Horrendously Happy
Horrendously Happy

Horrendously Happy

Date:3/14/19
QIC:Bushwacker
PAX:Chewy, Garfield, Shooter, Steve, Waterpik, Bushwacker (QIC)

Today was a prime example of the efficacy of the self-EH strategy of signing up to Q. After a horrendous night sleep, YHC was begrudgingly ready to get some miles in with the always semi-chipper PAX known colloquially as the City Hall Scramblers.

WARM O RAMA

Windmills x15

Imperial Walkers x15

Torso Twists x15

High Knees x 17

Donkey Kicks rx10, lx10

Down Dog Merkins (credit Chewy for naming rights) x15

Scorpion Kicks x15

THANG

The tradish Old Mandeville route was tackled this gloom. Garfield smartly listened to his body and passed on Sun Set Point. YHC wished he had done the same down the final stretch. Avoiding thoughts of a post-post trail run with Steve as best as possible, Q instead focused on one foot in front of the other in the NOW.

MARY

Taking advantage of the pull up bar at the park, the PAX each tested their metal in this month’s ISI of flexed-arm hangs, while the rest of the group did unending LBCs, Freddy Mercurys, and Heel Touches.

COT

Garfield took us out with positive vibes and grand hopes for the day.

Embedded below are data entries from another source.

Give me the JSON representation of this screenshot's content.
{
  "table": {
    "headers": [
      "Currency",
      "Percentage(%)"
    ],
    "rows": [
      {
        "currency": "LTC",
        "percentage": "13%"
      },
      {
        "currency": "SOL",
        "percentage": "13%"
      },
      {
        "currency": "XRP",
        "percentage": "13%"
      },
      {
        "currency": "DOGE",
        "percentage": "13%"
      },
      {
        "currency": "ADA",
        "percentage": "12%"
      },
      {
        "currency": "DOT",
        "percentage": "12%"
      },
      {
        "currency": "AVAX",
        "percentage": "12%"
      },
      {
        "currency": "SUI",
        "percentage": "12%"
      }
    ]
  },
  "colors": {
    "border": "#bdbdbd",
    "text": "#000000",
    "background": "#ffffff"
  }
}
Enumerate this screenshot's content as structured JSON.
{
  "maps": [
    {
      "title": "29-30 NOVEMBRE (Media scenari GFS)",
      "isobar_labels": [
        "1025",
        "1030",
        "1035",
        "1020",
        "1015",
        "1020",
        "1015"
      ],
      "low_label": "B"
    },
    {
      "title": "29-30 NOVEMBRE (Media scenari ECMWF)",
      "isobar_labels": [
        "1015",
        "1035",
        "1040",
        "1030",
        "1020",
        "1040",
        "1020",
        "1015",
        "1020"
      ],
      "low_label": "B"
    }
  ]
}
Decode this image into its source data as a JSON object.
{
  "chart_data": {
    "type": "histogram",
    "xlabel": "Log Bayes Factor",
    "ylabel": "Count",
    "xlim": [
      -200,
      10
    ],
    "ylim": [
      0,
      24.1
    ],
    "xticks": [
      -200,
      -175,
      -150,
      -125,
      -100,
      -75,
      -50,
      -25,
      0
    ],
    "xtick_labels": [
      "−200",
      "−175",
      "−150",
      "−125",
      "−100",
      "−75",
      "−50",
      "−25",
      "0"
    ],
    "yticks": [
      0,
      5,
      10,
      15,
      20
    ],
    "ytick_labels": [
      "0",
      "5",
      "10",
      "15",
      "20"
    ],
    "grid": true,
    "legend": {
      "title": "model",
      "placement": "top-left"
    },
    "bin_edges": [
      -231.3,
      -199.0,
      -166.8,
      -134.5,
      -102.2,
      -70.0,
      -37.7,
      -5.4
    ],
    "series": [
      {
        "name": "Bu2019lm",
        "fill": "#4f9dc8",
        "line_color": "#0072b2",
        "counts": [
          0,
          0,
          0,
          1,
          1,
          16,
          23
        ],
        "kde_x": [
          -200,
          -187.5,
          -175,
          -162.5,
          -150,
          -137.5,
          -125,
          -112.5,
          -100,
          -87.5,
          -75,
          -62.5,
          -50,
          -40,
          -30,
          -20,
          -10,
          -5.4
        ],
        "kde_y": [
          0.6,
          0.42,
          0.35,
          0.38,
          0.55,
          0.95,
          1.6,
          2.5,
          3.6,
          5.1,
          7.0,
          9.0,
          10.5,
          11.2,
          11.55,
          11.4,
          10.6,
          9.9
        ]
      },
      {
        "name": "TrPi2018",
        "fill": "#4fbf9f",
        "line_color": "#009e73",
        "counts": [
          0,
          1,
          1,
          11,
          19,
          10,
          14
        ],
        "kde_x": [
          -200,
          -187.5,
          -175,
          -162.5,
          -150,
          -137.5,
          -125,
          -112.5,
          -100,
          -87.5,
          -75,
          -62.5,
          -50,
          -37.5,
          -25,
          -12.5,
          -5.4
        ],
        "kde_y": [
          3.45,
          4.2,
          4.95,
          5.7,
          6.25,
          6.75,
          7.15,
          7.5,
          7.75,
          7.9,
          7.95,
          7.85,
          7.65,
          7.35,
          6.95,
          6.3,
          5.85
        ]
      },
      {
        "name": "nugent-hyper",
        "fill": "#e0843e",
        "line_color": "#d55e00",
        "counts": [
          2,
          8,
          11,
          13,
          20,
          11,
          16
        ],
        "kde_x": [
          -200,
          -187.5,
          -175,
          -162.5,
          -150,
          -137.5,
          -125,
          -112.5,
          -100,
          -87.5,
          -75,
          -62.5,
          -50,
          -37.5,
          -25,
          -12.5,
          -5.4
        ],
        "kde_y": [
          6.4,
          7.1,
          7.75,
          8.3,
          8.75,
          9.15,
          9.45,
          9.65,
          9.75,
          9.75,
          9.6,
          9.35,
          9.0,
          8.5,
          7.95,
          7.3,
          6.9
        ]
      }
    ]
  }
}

Thanks for posting , guys, and for following the sometimes predictable, yet often unpredictable lead of he who is feared by bushes far and wide!

POST SCRIPT

Steve and I did successfully complete a 1 mile trail run without being attacked, or otherwise molested by: alligators, snakes, spiders (though their webs kept things interesting), raccoons, squirrels, or devilish forest gnomes. We are looking forward to adding more miles and more men to the next run!

POST POST SCRIPT

I passed an active scene with a very totaled St Tammany Sherrif’s suburban on the way home. Please say some prayers for the officer invoved.